How the U.S. Navy Perfected the Art of Hunting Submarines

Charlie Gao

Security, Americas


And how it would be used against China.

Key point: America has a wide variety of technologies and tactics to find and destroy enemy submarines.

With things heating up in the South China Sea (SCS), much attention has been paid to the ships and submarines that could potentially square off against each other in the region. This ignores a key asset of most navies that is already on the “front lines” and shaping military interactions—Maritime Patrol Aircraft (MPA). Skillful use of these aircraft may determine how an engagement plays out, or it could prevent one from happening in the first place.

MPA have been around almost as long as combat aircraft. Navies quickly realized the potential of aircraft when it came to patrolling the sea, as they could move far more quickly than boats and had the significant advantage of altitude.

But modern MPA use advanced sensors to detect to see far more than what can be seen with the naked eye—Magnetic Anomaly Detectors (MADs) can detect underwater submarines, and radar systems are used to detect ships that might just be specks on the horizon. Infrared/thermographic cameras allow MPA to identify vessels even at night.

MPA can also deploy sonobuoys, floating sensors that either detect noises or send out pings to find submarines. ELINT sensors can detect the radar emissions of enemy MPA or ships. All of these sensors means that MPA are incredibly useful in peacetime as well as wartime.
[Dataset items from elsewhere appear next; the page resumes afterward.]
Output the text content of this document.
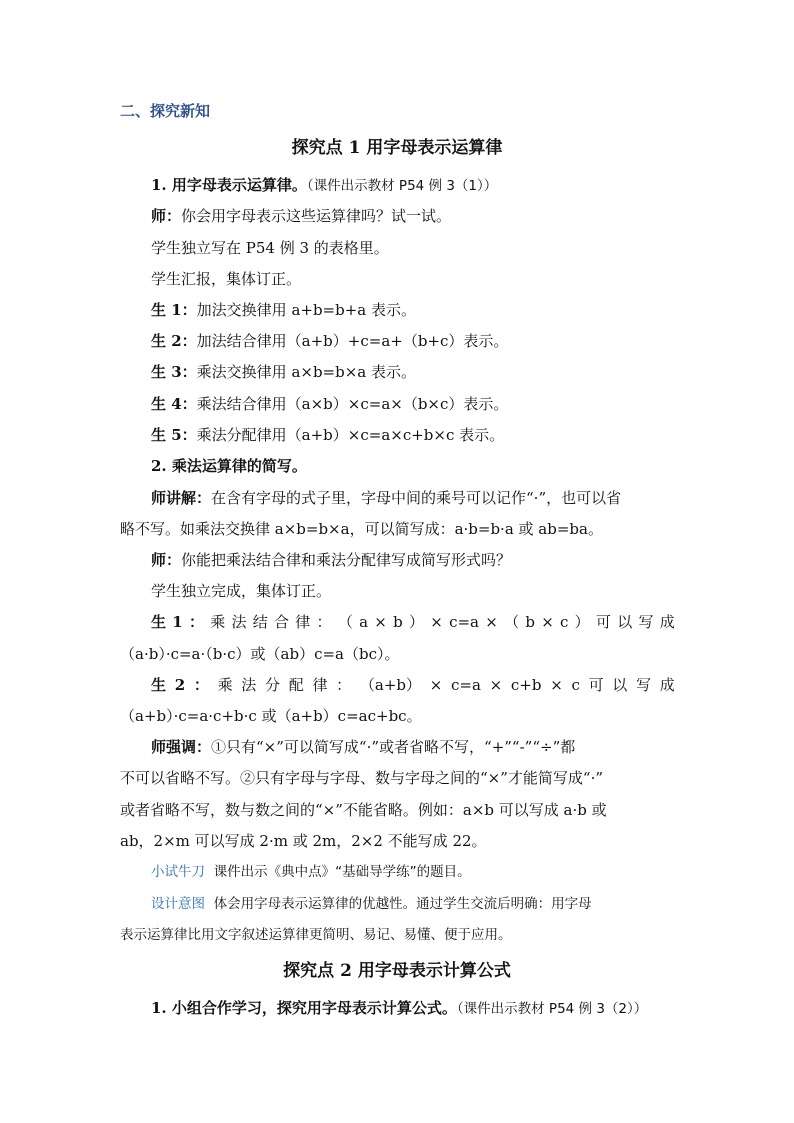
二、探究新知
探究点 1 用字母表示运算律
1. 用字母表示运算律。（课件出示教材 P54 例 3（1））
师：你会用字母表示这些运算律吗？试一试。
学生独立写在 P54 例 3 的表格里。
学生汇报，集体订正。
生 1：加法交换律用 a+b=b+a 表示。
生 2：加法结合律用（a+b）+c=a+（b+c）表示。
生 3：乘法交换律用 a×b=b×a 表示。
生 4：乘法结合律用（a×b）×c=a×（b×c）表示。
生 5：乘法分配律用（a+b）×c=a×c+b×c 表示。
2. 乘法运算律的简写。
师讲解：在含有字母的式子里，字母中间的乘号可以记作“·”，也可以省
略不写。如乘法交换律 a×b=b×a，可以简写成：a·b=b·a 或 ab=ba。
师：你能把乘法结合律和乘法分配律写成简写形式吗？
学生独立完成，集体订正。
生 1 ： 乘 法 结 合 律 ： （ a × b ） × c=a × （ b × c ） 可 以 写 成
（a·b）·c=a·（b·c）或（ab）c=a（bc）。
生 2 ： 乘 法 分 配 律 ： （a+b） × c=a × c+b × c 可 以 写 成
（a+b）·c=a·c+b·c 或（a+b）c=ac+bc。
师强调：①只有“×”可以简写成“·”或者省略不写，“+”“-”“÷”都
不可以省略不写。②只有字母与字母、数与字母之间的“×”才能简写成“·”
或者省略不写，数与数之间的“×”不能省略。例如：a×b 可以写成 a·b 或
ab，2×m 可以写成 2·m 或 2m，2×2 不能写成 22。
小试牛刀 课件出示《典中点》“基础导学练”的题目。
设计意图 体会用字母表示运算律的优越性。通过学生交流后明确：用字母
表示运算律比用文字叙述运算律更简明、易记、易懂、便于应用。
探究点 2 用字母表示计算公式
1. 小组合作学习，探究用字母表示计算公式。（课件出示教材 P54 例 3（2））
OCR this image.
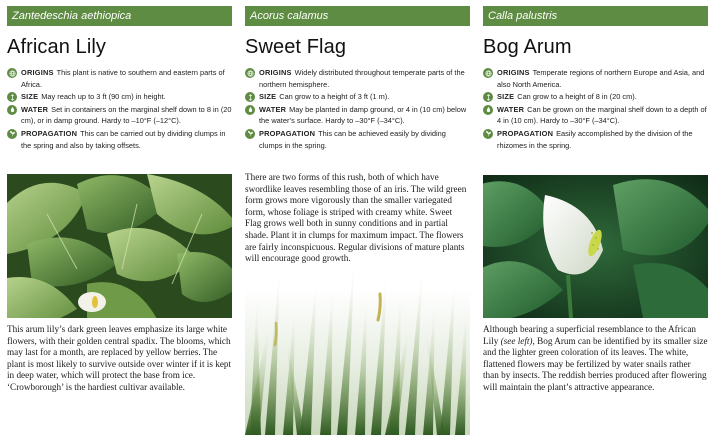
Zantedeschia aethiopica
African Lily
ORIGINS This plant is native to southern and eastern parts of Africa.
SIZE May reach up to 3 ft (90 cm) in height.
WATER Set in containers on the marginal shelf down to 8 in (20 cm), or in damp ground. Hardy to –10°F (–12°C).
PROPAGATION This can be carried out by dividing clumps in the spring and also by taking offsets.
This arum lily’s dark green leaves emphasize its large white flowers, with their golden central spadix. The blooms, which may last for a month, are replaced by yellow berries. The plant is most likely to survive outside over winter if it is kept in deep water, which will protect the base from ice. ‘Crowborough’ is the hardiest cultivar available.
Acorus calamus
Sweet Flag
ORIGINS Widely distributed throughout temperate parts of the northern hemisphere.
SIZE Can grow to a height of 3 ft (1 m).
WATER May be planted in damp ground, or 4 in (10 cm) below the water’s surface. Hardy to –30°F (–34°C).
PROPAGATION This can be achieved easily by dividing clumps in the spring.
There are two forms of this rush, both of which have swordlike leaves resembling those of an iris. The wild green form grows more vigorously than the smaller variegated form, whose foliage is striped with creamy white. Sweet Flag grows well both in sunny conditions and in partial shade. Plant it in clumps for maximum impact. The flowers are fairly inconspicuous. Regular divisions of mature plants will encourage good growth.
Calla palustris
Bog Arum
ORIGINS Temperate regions of northern Europe and Asia, and also North America.
SIZE Can grow to a height of 8 in (20 cm).
WATER Can be grown on the marginal shelf down to a depth of 4 in (10 cm). Hardy to –30°F (–34°C).
PROPAGATION Easily accomplished by the division of the rhizomes in the spring.
Although bearing a superficial resemblance to the African Lily (see left), Bog Arum can be identified by its smaller size and the lighter green coloration of its leaves. The white, flattened flowers may be fertilized by water snails rather than by insects. The reddish berries produced after flowering will maintain the plant’s attractive appearance.
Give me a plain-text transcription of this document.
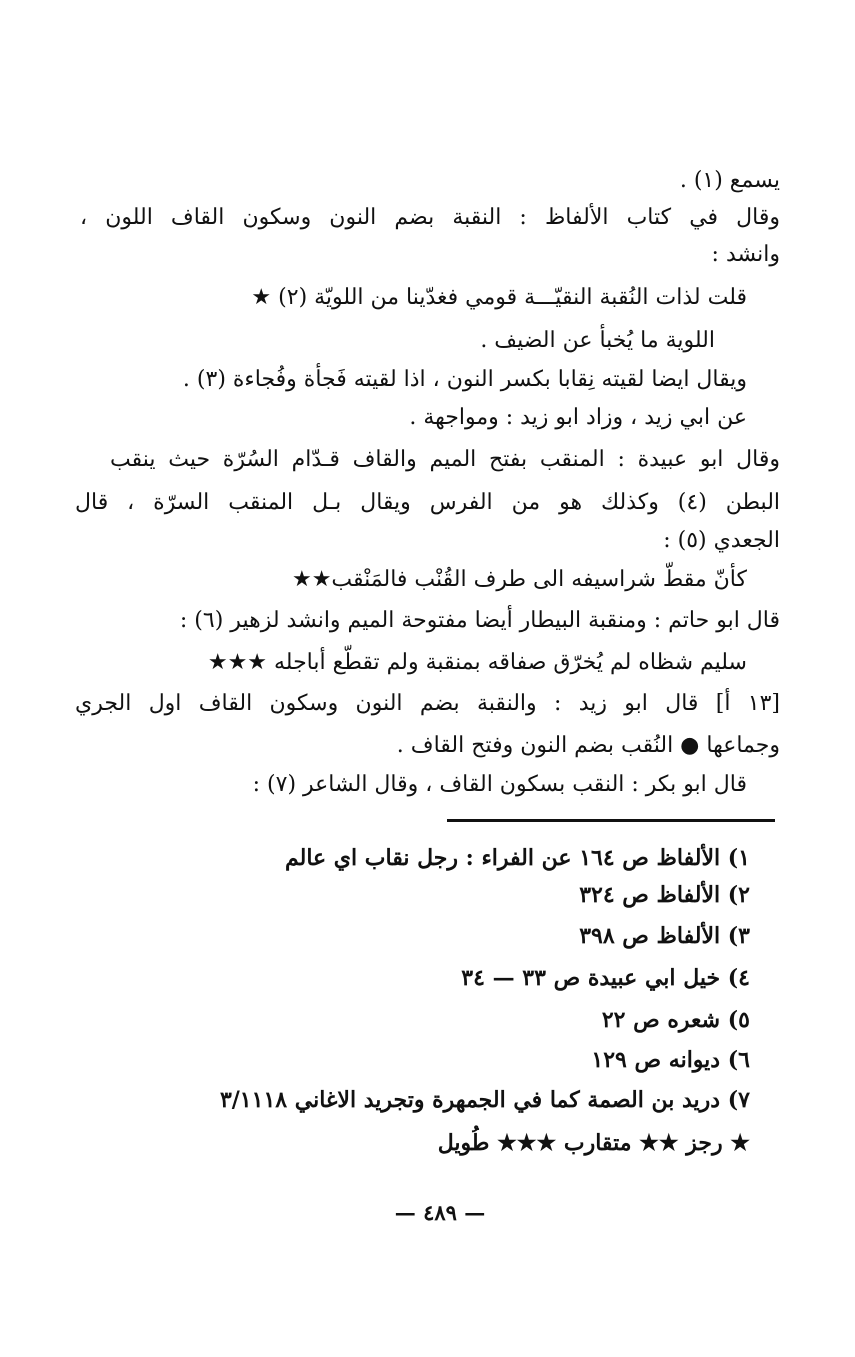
يسمع (١) .
وقال في كتاب الألفاظ : النقبة بضم النون وسكون القاف اللون ،
وانشد :
قلت لذات النُقبة النقيّـــة قومي فغدّينا من اللويّة (٢) ★
اللوية ما يُخبأ عن الضيف .
ويقال ايضا لقيته نِقابا بكسر النون ، اذا لقيته فَجأة وفُجاءة (٣) .
عن ابي زيد ، وزاد ابو زيد : ومواجهة .
وقال ابو عبيدة : المنقب بفتح الميم والقاف قـدّام السُرّة حيث ينقب
البطن (٤) وكذلك هو من الفرس ويقال بـل المنقب السرّة ، قال
الجعدي (٥) :
كأنّ مقطّ شراسيفه الى طرف القُنْب فالمَنْقب★★
قال ابو حاتم : ومنقبة البيطار أيضا مفتوحة الميم وانشد لزهير (٦) :
سليم شظاه لم يُخرّق صفاقه بمنقبة ولم تقطّع أباجله ★★★
[١٣ أ] قال ابو زيد : والنقبة بضم النون وسكون القاف اول الجري
وجماعها ● النُقب بضم النون وفتح القاف .
قال ابو بكر : النقب بسكون القاف ، وقال الشاعر (٧) :
١) الألفاظ ص ١٦٤ عن الفراء : رجل نقاب اي عالم
٢) الألفاظ ص ٣٢٤
٣) الألفاظ ص ٣٩٨
٤) خيل ابي عبيدة ص ٣٣ — ٣٤
٥) شعره ص ٢٢
٦) ديوانه ص ١٢٩
٧) دريد بن الصمة كما في الجمهرة وتجريد الاغاني ٣/١١١٨
★ رجز ★★ متقارب ★★★ طُويل
— ٤٨٩ —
One way they could deter potential escalation is through detecting potential violations of EEZ or civilian ships in contested waters ahead of time through the use of radar and infrared. Since modern MPA have all-weather detection capability, they can watch for fishing vessels day and night, and give a navy an advanced warning of such violations so they can be headed off before a more violent encounter up close.